Mall Chats
Project Gave Miami Architects Freedom to Dream; Too Bad They Stayed Grounded in Reality

Why make “make-believe” architecture so dependent on profitability?

 
Allan T. Shulman was one of six architects asked to “mall over” the idea of reinventing the Biscayne Plaza Shopping Center.

By AlfredoTriff

A couple of Saturdays ago, Miami Art Museum hosted a panel titled “Reimagining the City,” which explored a possible future for the Biscayne Plaza Shopping Center, at 79th Street and Biscayne Boulevard. The event featured six distinguished Miami architects: Allan T. Shulman, Chad Oppenheim, Touzet Studio’s Carlos Prío-Touzet and Jacqueline Gonzalez Touzet, Max Strang and Oscar Glottman. Home Miami magazine co-sponsored the panel and presented each of the architect’s plans in its July issue.

After a brief introduction by MAM Director Terence Riley, Randall Robinson, coauthor of MiMo: Miami Modern Revealed, framed the ensuing discussion as “make believe.” The first presenter was Oscar Glottman, who (as the projectionist scrambled his slides) aimlessly rambled on, mixing terms like “parking lot,” “immigrant,” “attorney,” “shopper” and “the Everglades.” On paper, except his suggestion to expand Little River into a sort of pleasure harbor, Glottman’s optimistic project looked unexciting, a modern development topped with a tower. His suggestion that we should “focus our dreams” needs a second — and closer — reading of the social criticism of Jean Baudrillard, Umberto Eco and Slavoj Žižek.

Shulman’s written account begins by challenging Victor Gruen’s idea of the mall (who doesn’t nowadays?) by introducing higher density, transforming the parking lot into a park, adding functionality along the river, so that “the existing mall can be restructured and re-layered in program and infrastructure.”

Not bad in principle. But for a project that enforced no restrictions, other than the architect’s imagination, Shulman’s late-Modern plan with à la Brickell residential towers, a less-than-standard office building and peppered decorative landscaping (with little walking shade), seemed out of Team 10 Primer: neat, manicured, aesthetically balanced and myopically functional.

For his presentation, Oppenheim used attractive images of Venice, Florence, Rome and New York’s Central Park. His goal was “a design that maximizes saleable area and subsequent profitability while enhancing the human condition.” Why make “make-believe” architecture so dependent on profitability? The architect limited his project’s open-endedness with a market function that changes in real time.

His green side aside — which is more cosmetic here — Oppenheim’s elegant grid-like design of interlocking slabs ignores that “layers of architectural achievement re-inhabited by functions,” such as Venice’s canals and Florence’s Ponte Vecchio, are collages of social selection.

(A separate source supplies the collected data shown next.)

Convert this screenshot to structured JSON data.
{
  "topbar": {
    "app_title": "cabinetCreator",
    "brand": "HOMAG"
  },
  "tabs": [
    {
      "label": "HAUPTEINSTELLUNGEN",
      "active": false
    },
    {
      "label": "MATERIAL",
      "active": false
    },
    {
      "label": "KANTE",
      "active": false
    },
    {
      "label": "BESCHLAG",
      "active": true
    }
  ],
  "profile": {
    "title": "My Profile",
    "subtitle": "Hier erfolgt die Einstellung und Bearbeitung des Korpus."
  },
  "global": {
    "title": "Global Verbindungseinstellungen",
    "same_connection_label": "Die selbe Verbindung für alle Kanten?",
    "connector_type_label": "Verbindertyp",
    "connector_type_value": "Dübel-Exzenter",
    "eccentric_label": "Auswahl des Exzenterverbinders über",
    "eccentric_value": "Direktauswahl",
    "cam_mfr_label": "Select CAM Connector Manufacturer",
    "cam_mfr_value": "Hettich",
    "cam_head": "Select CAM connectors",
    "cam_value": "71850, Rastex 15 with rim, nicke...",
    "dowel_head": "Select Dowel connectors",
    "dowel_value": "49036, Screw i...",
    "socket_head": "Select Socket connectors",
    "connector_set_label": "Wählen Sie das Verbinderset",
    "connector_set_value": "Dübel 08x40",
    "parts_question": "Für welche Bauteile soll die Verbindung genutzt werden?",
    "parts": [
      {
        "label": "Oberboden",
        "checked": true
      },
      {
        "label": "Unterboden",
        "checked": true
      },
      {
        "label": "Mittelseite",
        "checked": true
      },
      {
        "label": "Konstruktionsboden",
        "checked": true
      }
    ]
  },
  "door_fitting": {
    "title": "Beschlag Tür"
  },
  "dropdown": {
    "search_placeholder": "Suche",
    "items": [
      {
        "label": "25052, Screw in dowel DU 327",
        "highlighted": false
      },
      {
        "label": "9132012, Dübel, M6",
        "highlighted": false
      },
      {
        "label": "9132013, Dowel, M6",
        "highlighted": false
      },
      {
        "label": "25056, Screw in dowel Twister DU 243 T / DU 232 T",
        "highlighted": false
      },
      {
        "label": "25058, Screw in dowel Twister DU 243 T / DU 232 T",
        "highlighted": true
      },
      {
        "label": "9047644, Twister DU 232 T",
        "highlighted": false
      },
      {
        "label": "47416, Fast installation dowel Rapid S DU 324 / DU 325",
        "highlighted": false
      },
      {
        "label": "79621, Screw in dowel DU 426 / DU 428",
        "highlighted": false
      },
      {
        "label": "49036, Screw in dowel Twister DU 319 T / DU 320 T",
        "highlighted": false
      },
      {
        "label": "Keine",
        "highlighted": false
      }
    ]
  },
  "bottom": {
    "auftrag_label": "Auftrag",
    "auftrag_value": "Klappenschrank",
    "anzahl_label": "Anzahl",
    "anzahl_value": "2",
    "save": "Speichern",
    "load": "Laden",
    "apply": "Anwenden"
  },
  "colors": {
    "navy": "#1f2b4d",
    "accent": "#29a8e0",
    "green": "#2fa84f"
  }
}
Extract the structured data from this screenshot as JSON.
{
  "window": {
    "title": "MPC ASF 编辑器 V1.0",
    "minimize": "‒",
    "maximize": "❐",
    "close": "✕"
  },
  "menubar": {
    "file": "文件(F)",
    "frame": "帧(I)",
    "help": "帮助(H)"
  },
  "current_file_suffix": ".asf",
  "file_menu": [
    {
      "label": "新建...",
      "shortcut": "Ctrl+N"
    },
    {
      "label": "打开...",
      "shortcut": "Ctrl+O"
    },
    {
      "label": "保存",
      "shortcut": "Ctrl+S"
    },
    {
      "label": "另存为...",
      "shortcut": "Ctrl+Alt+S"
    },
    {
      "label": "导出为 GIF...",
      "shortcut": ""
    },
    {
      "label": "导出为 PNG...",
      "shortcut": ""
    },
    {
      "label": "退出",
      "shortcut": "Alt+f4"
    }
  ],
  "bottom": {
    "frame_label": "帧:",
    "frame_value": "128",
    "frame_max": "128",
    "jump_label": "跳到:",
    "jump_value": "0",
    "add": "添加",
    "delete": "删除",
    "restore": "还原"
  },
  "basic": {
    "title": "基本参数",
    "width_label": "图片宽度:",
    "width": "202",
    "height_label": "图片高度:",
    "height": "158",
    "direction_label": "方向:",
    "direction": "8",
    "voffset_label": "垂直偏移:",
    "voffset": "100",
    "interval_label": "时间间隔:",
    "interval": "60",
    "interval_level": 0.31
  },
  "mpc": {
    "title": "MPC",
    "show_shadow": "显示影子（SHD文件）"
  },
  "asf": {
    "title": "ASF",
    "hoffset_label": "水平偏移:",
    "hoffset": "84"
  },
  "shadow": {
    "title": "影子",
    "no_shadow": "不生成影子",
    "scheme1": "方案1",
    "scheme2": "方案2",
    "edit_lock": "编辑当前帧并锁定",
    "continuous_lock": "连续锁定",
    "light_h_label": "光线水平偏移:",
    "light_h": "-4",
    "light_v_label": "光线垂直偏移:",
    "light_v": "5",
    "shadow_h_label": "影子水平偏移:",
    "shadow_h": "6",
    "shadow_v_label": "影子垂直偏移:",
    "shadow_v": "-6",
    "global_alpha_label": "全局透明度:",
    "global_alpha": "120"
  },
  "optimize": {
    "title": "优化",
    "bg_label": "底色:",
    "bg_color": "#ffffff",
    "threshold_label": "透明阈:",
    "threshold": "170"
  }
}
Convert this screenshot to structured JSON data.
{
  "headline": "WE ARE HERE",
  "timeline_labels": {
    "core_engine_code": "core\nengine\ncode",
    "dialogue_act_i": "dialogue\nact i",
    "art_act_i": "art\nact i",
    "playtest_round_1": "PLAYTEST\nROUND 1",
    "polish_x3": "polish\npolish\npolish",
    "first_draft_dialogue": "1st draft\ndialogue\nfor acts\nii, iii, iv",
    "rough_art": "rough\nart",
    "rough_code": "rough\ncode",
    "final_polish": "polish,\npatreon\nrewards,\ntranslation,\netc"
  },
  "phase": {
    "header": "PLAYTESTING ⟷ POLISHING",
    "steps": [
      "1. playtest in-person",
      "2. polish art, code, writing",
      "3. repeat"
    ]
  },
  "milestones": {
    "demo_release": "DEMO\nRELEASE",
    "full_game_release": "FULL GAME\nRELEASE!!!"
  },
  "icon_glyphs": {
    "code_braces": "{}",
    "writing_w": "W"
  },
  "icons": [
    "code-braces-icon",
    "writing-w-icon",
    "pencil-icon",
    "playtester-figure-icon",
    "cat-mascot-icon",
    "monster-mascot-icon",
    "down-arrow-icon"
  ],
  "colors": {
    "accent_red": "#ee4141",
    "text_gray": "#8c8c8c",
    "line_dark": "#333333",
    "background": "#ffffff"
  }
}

That is to say, the character of these enclaves has been established through centuries and not as a set of predetermined architectural conventions.

Oppenheim’s design generates long corridors of frontage, which undermine (in terms of wind and monotony) the very activity the architect is trying to foster. His underground parking for the mall is better (though much more expensive) than Shulman’s plan of building the parking on top of the mall.

Although Strang’s plan attracted a lot of attention (and audience applause) for its all-green roofs and ecological emphasis, there’s a catch. Strang focused too much on his elegant mid-size, self-sufficient structure (with solar panels, roof’s rainwater collector to supply water, and cross-ventilation with expansive views), but failed to justify how this sole element interacted with its surroundings. I found his double-loaded tree-lined streets the best pedestrian solution. (proper shade can reduce outside’s temperature by six degrees in the summer).

The evening closed with a persuasive presentation by Touzet Studio. The Touzets’ three Rs for “restore,” “recycle” and “reinvent” echoed Sim Van der Ryn’s idea of ecological design in the sense of a communitarian matrix of spaces that become as important as the nodes they connect. Touzet Studio’s refurbished mall (clad with smart skins that incorporate solar collection and green shading) includes a charter school. As in Oppenheim’s project, the mall’s parking is underground. In addition, the Touzets provide for modular affordable housing — with solar panels — that could become a case study in sustainability. Their presentation was the most comprehensive.

Reimagining Miami was a very productive first exchange. We learned that reinvention and renovation are not mutually exclusive: Parking lots could become parks. New constructions should incorporate their own sustainability (as solar, water and green technologies). As architects and urban planners provide more walking shade, our buildings can use more greenery — as terraces or on top of the edifice.

Future malls can be used as pedestals for more diverse constructions, and provide a wide range of activities for different times of the day. More importantly, all the architects agreed that “green” architecture is not divorced from the needs of the market.